C'est pourtant des envolées atmosphériques de My Brightest Diamond aux nappes de clavier de Blonde Redhead qu'on se doit d'affilier Holly ; et si la voix de cette dernière est clairement assimilable à une Cat Power sous prozac, on est plus proche de la dream-pop que du folk indé.
C'est là que Holly Miranda se démarque de l'idée initiale que n'importe quel quidam se ferait suite au visionnage de ces sessions acoustiques (qui subliment souvent l'artiste - l'effet charmeur voix-guitare-Parisianisme des concerts à emporter, soirées de poche, ou autre Vincent Moon-erie* - mais nivellent forcément les styles propres à chacun dans un rendu folk unplugged uniforme...). Là où en acoustique, on pouvait peu discerner la mélodie propre à la chanson, noyée aussi par la beauté de la voix et la qualité du chant, la version studio permet d'appréhender plus facilement le titre ; ceci grâce à une ambiance feutrée instaurée autour de la ligne de chant qui muselle les possibles velléités de déviations mélodiques. En résulte souvent un climat brumeux, cotonneux qui porte ces mélodies à un degré supérieur et infailliblement aérien...
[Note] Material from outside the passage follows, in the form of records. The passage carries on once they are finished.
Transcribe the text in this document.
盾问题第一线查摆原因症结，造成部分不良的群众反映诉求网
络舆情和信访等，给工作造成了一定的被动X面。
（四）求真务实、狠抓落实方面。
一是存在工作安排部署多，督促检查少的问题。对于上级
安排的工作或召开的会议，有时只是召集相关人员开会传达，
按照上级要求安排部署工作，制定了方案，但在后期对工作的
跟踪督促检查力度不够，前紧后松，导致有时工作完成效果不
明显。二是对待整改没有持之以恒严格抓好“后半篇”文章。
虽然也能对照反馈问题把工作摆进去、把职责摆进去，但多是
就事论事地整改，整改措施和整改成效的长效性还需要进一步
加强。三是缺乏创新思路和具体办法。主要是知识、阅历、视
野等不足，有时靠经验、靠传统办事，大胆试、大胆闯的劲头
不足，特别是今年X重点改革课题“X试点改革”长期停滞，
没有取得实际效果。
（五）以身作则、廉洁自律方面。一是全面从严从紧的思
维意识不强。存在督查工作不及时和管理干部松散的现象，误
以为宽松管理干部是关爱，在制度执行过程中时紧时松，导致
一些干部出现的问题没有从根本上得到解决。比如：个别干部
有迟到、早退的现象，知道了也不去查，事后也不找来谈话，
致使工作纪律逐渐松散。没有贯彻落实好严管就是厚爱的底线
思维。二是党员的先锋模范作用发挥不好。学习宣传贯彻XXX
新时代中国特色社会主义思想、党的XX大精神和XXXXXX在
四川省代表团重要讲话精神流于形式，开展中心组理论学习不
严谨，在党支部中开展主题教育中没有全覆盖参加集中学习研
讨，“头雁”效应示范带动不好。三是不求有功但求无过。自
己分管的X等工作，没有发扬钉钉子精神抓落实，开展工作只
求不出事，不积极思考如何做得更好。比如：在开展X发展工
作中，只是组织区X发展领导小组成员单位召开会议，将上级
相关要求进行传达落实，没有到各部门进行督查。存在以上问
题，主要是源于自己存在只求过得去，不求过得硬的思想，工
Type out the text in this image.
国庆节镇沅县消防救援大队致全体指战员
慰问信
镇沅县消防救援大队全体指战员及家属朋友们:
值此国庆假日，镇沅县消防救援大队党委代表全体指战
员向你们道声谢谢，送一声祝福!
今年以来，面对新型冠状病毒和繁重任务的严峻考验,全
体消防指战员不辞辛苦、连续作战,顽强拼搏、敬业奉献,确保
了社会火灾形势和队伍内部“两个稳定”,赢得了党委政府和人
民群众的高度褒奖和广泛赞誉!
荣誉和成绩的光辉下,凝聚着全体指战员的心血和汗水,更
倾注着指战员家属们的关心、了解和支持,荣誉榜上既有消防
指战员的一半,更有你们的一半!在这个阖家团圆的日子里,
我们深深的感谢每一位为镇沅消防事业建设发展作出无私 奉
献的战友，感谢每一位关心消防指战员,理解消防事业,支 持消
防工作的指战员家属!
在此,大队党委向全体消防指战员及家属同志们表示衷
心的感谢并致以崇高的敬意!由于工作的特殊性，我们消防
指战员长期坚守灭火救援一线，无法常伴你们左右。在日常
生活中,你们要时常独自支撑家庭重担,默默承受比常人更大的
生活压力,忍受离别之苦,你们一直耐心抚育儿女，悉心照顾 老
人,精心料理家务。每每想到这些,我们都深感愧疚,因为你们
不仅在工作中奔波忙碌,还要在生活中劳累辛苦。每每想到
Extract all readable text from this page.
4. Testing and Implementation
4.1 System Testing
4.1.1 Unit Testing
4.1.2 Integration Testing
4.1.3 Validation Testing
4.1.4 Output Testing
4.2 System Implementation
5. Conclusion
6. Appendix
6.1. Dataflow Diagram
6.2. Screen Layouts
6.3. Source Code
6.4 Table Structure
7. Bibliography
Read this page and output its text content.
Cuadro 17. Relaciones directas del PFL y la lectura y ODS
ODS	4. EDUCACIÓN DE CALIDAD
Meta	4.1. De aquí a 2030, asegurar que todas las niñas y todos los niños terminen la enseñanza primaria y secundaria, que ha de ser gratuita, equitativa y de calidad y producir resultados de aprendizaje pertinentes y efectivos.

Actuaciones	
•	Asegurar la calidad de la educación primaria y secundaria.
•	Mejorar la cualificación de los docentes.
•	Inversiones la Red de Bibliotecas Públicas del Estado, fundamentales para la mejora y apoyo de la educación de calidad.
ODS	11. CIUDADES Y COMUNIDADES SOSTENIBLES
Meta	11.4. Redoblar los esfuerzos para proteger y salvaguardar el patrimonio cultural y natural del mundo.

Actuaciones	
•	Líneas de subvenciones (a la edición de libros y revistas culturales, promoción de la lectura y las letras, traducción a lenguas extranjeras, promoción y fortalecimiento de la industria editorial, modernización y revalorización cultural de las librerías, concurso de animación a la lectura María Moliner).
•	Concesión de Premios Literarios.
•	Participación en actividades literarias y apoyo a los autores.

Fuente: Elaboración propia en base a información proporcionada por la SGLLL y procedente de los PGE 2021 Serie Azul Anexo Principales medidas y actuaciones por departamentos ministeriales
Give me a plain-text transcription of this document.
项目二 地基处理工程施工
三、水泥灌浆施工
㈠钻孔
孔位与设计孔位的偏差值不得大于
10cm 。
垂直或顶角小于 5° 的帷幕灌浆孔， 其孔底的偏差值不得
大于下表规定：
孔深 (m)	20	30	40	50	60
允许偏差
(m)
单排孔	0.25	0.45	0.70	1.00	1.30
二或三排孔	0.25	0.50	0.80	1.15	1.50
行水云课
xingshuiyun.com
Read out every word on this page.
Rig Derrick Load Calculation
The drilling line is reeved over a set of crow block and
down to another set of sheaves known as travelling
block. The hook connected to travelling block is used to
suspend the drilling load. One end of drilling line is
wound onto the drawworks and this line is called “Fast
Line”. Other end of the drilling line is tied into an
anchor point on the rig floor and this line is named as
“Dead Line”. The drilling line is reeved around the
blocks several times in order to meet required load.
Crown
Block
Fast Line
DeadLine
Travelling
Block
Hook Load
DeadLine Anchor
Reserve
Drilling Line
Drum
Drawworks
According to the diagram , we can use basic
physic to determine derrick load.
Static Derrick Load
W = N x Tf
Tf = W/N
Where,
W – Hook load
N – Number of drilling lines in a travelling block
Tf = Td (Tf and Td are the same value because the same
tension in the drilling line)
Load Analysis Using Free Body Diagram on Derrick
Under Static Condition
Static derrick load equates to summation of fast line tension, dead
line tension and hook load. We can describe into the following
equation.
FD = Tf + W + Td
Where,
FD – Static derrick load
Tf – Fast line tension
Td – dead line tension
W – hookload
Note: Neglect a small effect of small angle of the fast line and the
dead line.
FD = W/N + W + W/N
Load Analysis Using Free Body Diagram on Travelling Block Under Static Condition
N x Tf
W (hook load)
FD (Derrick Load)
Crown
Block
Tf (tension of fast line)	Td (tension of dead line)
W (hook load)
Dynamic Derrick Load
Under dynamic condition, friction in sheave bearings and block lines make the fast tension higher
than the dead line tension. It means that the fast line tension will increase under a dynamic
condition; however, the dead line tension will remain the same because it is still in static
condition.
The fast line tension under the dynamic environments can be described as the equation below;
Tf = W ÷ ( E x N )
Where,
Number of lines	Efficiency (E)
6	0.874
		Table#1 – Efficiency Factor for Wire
Mademoiselle Miranda décrite ainsi par le NY Times : "...a less fearful Cat Power, a more substantive Feist, a Norah Jones with actual feeling," est, il est vrai, tout cela et un peu plus à la fois. Que vous tombiez en extase devant cette performance - initiée par yourstru.ly - ou qu'elle vous laisse froid et perplexe, osez poser une minuscule oreille sur l'album, il est, en effet, probable que vos avis s'inversent... au final.